Dir. by Andrew Renzi

Fishtail, the new documentary from Andrew Renzi, has all of the makings of a dull, ponderous film. It is essentially plotless, following the daily routines of a ranching family during calving season, and narrated by selected readings of Walt Whitman, a move that would smack of pretension in wrong hangs. Happily, that is not the case here. Fishtail is instead a soulful, poetic ode to the American West, an imagistic experience that undercuts Hollywood’s mythic relationship to the region without downplaying its majesty. It also doesn’t hurt that the poetry readings are from none other than Harry Dean Stanton, whose down to earth narration style strips away any notes of pretension, instead acting as a moving counterpoint to the imagery on screen.

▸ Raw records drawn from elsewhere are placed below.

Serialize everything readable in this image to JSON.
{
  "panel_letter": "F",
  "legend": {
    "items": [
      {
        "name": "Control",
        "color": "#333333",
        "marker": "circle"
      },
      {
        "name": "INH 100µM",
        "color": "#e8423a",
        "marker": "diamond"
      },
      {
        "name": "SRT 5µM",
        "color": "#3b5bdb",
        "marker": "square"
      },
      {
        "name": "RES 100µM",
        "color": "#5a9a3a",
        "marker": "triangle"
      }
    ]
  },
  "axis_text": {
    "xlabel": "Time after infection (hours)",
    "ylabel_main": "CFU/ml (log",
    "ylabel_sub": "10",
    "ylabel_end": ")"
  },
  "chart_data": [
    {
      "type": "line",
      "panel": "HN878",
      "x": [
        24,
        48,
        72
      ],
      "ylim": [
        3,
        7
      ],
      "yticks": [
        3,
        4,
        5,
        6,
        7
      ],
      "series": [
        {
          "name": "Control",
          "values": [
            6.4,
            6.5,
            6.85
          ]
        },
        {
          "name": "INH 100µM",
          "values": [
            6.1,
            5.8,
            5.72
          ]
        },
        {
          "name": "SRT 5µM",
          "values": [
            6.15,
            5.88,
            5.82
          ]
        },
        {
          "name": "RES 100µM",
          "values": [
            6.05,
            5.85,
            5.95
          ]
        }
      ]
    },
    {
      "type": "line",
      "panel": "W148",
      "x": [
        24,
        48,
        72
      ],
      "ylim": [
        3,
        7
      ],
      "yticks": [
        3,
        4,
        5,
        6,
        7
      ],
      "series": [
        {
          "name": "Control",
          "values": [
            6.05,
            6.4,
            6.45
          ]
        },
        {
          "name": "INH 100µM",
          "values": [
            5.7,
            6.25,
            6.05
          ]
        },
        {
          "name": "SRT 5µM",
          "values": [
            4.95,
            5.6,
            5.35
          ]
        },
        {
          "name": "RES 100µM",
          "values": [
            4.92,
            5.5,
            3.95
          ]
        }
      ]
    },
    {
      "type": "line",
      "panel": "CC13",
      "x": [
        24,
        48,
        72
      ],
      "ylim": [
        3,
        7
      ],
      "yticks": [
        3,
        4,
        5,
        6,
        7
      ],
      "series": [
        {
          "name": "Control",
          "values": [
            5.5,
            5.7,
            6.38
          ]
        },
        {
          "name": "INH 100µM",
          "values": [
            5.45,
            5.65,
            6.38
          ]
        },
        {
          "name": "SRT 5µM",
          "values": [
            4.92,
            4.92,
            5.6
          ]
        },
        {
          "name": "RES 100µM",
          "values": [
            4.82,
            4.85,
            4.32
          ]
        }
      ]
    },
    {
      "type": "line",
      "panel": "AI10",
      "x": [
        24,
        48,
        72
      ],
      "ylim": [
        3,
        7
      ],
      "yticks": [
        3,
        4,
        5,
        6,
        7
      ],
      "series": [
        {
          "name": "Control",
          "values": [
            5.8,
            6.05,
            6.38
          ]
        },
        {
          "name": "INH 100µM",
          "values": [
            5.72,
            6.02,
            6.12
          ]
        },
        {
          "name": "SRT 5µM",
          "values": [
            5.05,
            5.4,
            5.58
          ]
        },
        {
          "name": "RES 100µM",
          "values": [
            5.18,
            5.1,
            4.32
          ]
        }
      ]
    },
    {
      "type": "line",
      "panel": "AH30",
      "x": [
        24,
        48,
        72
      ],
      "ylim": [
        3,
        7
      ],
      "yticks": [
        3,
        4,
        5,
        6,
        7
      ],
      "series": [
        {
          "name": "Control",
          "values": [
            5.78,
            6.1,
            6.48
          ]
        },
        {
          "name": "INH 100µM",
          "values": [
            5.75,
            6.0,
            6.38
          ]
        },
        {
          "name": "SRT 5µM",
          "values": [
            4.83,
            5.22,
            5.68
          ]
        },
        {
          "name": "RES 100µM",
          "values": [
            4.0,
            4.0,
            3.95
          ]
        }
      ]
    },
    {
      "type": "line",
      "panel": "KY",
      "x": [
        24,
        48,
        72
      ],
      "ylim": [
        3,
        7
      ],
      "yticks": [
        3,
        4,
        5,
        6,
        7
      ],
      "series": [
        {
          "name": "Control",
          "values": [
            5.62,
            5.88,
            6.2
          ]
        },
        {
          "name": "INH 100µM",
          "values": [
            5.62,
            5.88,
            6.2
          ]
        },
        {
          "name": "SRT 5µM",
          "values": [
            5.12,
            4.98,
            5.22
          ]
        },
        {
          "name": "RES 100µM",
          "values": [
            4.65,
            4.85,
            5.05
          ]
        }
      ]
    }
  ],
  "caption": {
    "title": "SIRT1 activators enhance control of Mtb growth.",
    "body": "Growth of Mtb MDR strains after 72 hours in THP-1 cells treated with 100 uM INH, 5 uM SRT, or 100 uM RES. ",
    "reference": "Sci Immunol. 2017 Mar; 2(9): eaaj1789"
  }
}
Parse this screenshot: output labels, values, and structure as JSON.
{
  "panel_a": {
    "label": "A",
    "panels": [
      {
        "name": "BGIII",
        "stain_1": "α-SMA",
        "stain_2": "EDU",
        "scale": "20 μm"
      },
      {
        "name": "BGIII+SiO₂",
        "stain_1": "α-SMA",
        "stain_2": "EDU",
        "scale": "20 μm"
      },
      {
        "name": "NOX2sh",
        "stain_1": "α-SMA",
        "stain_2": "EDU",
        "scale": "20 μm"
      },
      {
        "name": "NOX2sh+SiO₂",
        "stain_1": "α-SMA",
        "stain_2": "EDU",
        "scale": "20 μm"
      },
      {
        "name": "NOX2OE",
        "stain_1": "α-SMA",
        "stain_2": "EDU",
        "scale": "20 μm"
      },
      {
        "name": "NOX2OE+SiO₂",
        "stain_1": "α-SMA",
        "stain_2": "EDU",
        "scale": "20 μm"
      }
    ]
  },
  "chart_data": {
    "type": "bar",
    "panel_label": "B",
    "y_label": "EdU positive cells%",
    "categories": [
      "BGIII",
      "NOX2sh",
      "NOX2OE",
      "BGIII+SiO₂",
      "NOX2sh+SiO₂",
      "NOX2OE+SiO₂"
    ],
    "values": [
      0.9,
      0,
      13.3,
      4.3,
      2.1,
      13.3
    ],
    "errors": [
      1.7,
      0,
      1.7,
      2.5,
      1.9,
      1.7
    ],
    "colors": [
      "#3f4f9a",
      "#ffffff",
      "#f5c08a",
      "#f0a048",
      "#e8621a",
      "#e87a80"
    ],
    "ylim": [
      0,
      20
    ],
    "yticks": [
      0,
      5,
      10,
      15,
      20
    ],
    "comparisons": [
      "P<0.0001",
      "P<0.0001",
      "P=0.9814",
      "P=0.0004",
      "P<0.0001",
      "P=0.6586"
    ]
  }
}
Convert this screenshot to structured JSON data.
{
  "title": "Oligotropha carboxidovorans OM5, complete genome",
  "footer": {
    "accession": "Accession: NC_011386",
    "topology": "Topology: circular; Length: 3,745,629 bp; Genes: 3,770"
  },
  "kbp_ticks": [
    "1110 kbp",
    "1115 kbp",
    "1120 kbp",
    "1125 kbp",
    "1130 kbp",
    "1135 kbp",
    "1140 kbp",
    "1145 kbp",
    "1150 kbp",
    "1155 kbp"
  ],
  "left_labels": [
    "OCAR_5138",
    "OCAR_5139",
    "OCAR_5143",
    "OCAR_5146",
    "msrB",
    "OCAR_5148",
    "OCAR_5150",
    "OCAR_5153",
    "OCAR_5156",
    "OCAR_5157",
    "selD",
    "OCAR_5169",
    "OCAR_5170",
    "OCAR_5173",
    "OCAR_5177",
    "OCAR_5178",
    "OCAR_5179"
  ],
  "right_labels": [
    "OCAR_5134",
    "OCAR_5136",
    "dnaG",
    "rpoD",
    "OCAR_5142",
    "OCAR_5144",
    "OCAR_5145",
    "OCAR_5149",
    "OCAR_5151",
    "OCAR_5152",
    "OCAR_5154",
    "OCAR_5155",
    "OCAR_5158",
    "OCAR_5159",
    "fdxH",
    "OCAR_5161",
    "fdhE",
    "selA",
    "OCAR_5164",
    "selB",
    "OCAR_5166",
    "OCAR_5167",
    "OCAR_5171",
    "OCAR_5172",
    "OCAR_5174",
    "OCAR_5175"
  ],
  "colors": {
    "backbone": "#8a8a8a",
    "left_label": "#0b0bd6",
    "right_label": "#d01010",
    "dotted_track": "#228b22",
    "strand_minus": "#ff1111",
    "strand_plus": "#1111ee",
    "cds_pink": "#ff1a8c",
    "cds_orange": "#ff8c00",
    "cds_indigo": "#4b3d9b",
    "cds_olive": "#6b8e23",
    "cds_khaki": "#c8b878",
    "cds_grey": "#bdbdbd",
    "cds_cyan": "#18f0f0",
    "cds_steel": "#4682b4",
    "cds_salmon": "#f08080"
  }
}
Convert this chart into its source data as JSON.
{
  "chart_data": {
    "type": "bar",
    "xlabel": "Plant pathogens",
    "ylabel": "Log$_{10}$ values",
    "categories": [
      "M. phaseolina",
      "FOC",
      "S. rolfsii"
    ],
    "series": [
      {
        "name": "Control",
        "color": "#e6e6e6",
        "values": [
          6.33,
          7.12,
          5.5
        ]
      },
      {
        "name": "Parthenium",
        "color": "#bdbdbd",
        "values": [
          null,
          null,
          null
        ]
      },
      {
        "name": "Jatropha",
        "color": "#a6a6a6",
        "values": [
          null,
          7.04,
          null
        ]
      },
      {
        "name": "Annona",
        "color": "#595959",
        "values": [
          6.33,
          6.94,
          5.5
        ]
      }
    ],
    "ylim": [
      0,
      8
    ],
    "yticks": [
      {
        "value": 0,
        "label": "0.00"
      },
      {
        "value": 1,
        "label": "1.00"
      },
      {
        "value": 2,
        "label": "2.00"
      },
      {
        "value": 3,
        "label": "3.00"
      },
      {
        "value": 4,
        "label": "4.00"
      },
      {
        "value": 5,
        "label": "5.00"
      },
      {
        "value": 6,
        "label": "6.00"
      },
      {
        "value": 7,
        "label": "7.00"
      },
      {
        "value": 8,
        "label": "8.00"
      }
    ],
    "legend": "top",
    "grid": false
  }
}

And oh what imagery it is! Renzi wisely chose to film Fishtail on Super 16mm film, giving the unbelievably gorgeous Montana vistas a glowing glory and a naturalistic grainy quality that only celluloid provides. Through these images and the film’s hypnotic, ethereal score, Renzi portrays a west built on tranquility and the satisfaction of a hard day’s work. Yet even as Renzi luxuriates in the bucolic splendor of nature, he never fails to remind the viewer that the West is built less on a cohabitation with nature than on a mastery of it. There’s an unsettling feeling that sets in as you watch these ranchers hold down calves for tagging as their distressing mothers watch on in impotent rage. Even as Renzi does this, though, he never falls into a didactic or accusatory approach, allowing the images to speak for themselves. Watching the birth of a calf in graphic detail is at once beautiful, disgusting, life-affirming, and oddly tragic depending on how one approaches it. In this sense, Renzi’s film reaches the heights of visual poetry, captivating and obtuse in all of the best ways.